Sliders are great for a variety of events which is probably why I love them so much. They work well for parties, game days, quick lunches or dinners or even as a snack. I love the fact that these burgers are miniature - probably because I'm playing some psychological trick on myself in which I'm consuming less calories and tricking myself into thinking of them as "healthy." Truth is, burgers won't ever be recommended by doctors or dieticians as health food, but there is a way to make homemade burgers that are better than their fast-food cousins. I decided to make sliders the other day when I was having a flashback to the many summers I spent in Florida frequenting beachy diners and snack shacks (one of my favorites is Doc's All American in Delray Beach, FL.) While I'm all for people who are vegans or vegetarians, I never cozied up to the idea of a bean burger or soy patty as a substitute for real beef, despite the calorie and fat content. I opted for lean beef and some hawaiian sweet rolls. I shaped some small patties and cooked them on the stove and stacked them on the rolls with some spinach and small slices of swiss cheese. For the fries, I cut up a potato into wedges and tossed them with extra virgin olive oil and sea salt and let them cook in the oven. The result? Delicious!
If you want to make them at home, here's the recipe I used. It makes several sliders and a lot of fries, so be sure to you're cooking for more than one
For the sliders:
1 pound of ground beef
1 package of hawaiian sweet rolls (or other dinner rolls)
1 bag of spinach
1 package of desired cheese
Lea & Perrin's worcestershire sauce
garlic powder & onion powder
For the oven fries:
2 baking potatoes
extra virgin olive oil
For sliders, spray a skillet with nonstick spray and heat over medium-high heath.

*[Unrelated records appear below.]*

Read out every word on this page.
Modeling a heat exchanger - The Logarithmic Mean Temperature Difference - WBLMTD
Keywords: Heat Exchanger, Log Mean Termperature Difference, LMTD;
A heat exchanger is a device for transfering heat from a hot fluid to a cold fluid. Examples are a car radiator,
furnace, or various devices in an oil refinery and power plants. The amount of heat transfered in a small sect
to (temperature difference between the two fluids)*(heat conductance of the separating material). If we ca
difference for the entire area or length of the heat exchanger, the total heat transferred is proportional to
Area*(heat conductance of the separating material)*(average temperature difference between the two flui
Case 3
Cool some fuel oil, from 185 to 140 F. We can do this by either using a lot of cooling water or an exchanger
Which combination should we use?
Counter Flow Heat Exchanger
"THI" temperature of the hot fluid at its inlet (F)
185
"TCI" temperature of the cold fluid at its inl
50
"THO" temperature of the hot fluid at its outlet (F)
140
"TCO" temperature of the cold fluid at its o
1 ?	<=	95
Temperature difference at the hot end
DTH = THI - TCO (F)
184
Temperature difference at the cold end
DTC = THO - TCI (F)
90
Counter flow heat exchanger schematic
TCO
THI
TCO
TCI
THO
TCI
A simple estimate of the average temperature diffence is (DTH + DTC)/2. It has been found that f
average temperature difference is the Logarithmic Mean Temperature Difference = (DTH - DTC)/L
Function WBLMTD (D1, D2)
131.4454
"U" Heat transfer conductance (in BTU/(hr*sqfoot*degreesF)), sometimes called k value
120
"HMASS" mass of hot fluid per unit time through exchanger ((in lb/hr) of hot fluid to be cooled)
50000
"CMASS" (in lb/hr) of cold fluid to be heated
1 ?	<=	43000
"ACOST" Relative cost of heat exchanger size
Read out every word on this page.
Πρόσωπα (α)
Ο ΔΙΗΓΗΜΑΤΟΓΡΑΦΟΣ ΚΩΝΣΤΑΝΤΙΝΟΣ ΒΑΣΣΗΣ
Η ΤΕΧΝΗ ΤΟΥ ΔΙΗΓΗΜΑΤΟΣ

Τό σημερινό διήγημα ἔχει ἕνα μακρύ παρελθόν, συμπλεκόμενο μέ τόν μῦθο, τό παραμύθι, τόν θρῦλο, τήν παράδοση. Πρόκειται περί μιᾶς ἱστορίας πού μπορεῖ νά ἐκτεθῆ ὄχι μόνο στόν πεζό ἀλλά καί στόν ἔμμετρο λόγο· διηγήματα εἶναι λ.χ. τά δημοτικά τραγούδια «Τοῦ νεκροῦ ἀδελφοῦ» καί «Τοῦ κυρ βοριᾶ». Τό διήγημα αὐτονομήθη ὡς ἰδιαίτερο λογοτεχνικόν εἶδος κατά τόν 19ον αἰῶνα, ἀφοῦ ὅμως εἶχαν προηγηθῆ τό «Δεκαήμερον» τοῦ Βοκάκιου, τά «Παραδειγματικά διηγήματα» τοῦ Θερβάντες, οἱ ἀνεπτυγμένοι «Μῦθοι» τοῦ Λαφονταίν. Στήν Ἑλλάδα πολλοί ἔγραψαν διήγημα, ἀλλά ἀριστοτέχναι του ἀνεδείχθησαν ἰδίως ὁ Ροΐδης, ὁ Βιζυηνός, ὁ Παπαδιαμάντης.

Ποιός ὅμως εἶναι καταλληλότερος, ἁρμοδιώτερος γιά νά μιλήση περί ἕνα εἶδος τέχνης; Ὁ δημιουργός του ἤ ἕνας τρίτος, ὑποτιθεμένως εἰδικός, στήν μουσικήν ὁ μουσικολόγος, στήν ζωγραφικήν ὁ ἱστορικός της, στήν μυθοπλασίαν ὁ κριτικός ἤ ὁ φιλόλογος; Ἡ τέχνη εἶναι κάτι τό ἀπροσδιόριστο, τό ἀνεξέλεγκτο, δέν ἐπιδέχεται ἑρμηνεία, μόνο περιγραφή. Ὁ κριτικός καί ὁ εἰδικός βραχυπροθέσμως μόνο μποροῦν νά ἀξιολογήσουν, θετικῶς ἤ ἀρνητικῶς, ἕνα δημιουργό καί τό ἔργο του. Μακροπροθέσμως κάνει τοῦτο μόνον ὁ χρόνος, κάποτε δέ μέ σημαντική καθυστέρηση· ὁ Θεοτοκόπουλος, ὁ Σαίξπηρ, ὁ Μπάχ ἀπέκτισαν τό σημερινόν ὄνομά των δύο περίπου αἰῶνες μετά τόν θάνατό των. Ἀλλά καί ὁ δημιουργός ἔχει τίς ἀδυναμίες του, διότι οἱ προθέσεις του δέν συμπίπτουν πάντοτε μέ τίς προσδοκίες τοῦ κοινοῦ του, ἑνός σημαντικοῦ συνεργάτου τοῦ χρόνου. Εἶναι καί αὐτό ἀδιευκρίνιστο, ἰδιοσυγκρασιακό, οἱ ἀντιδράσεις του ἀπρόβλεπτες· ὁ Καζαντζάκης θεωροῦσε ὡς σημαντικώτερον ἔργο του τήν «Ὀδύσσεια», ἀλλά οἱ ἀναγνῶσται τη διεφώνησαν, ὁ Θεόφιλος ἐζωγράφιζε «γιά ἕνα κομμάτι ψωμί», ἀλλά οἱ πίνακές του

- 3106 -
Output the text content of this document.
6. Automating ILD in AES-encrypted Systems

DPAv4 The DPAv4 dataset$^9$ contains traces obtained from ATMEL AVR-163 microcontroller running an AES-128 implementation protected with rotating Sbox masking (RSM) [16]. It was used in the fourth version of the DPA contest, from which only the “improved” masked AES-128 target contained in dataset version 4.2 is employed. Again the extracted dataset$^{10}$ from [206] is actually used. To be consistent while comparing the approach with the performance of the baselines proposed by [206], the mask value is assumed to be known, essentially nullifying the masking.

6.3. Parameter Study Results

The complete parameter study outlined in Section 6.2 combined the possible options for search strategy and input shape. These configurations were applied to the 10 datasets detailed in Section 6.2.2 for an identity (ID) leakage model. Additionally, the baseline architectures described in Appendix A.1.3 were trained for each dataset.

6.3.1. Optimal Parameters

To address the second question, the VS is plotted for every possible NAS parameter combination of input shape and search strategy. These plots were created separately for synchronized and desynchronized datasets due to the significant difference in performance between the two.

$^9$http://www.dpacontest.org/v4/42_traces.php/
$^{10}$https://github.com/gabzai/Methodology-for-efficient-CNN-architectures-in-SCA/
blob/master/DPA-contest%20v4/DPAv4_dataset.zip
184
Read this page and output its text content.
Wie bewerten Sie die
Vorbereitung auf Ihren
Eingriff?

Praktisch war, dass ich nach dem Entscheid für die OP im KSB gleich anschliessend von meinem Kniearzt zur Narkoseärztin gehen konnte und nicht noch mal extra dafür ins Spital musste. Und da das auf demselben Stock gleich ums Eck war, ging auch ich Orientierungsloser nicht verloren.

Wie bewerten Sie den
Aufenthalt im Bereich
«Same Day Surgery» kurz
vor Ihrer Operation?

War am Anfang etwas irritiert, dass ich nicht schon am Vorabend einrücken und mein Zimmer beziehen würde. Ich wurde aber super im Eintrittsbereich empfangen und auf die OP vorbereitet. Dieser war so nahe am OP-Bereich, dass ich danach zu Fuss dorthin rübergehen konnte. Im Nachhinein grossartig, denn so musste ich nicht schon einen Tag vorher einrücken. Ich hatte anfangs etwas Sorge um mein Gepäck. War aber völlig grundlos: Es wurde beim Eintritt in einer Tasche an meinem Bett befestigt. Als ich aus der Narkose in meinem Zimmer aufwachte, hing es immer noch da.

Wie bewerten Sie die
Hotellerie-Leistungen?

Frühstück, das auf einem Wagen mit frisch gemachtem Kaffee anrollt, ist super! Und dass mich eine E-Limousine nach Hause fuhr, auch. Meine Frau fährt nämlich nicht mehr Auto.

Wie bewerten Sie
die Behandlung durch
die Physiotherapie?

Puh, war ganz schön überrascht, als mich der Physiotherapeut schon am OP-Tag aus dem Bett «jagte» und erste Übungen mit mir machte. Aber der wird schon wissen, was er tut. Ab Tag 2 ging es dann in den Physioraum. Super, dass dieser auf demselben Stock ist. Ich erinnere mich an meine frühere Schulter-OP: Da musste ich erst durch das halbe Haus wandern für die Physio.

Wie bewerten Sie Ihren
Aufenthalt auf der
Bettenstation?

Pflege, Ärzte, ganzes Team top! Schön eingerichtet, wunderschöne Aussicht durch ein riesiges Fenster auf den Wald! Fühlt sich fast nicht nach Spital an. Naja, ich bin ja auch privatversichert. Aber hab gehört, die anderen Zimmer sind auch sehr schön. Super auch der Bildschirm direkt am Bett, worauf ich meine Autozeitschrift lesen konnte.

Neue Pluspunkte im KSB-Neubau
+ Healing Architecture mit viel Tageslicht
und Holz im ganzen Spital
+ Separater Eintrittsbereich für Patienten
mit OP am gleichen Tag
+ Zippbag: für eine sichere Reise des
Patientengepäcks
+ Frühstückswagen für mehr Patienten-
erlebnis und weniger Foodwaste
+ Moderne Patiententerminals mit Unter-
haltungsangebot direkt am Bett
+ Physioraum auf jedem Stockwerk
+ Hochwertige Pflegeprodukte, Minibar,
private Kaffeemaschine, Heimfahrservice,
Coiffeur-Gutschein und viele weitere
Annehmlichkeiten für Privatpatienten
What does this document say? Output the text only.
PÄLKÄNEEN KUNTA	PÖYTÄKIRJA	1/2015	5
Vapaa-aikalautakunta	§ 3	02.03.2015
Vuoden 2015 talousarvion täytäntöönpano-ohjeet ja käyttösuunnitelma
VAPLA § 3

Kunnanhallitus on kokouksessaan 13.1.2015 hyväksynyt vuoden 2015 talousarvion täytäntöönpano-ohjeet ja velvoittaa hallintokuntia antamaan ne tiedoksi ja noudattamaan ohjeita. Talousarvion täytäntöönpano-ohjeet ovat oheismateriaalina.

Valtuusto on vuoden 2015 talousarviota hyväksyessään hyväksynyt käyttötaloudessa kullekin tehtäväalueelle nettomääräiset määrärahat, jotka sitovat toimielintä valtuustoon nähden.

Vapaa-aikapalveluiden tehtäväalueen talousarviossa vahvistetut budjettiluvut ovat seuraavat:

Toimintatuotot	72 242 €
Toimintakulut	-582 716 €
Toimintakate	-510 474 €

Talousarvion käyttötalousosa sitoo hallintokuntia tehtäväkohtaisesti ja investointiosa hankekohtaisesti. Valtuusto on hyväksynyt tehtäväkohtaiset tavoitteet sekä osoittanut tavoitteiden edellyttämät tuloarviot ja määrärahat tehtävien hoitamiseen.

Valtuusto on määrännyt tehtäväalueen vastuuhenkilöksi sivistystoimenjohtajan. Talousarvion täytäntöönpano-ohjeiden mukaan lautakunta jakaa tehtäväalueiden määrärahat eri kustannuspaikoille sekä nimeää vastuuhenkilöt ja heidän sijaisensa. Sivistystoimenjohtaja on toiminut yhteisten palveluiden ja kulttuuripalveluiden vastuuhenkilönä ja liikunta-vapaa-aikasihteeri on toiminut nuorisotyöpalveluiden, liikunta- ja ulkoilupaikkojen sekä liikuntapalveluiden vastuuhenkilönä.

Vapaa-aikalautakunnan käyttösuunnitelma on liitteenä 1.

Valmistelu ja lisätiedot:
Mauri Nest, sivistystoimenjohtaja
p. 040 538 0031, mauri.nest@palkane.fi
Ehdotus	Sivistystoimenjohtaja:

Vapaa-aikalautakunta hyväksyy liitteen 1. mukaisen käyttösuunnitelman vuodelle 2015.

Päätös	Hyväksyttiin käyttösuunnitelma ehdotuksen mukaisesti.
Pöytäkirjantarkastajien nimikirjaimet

Shape ground beef into meatball-sized patties & sprinkle with a pinch of garlic powder and onion powder and a few shakes of worcestershire. Flatten patties and cook 3 or 4 at a time, turning after a few minutes. Split each roll into two halves (buttered and toasted in the oven for a few minutes if desired) and assemble burgers with cheese, spinach and other desired toppings. Mini burgers
can be held together easily with toothpicks.
For the oven fries, preheat oven to 450. Wash potatoes and skin them if desired (I like to leave the skin on) and cut lengthwise into wedges. Coat a baking pan with nonstick spray and spread potato wedges evenly across the pan. Drizzle extra virgin olive oil all across potatoes to desired amount. Sprinkle liberally with sea salt and let them cook in the oven for about 30 minutes, turning occasionally.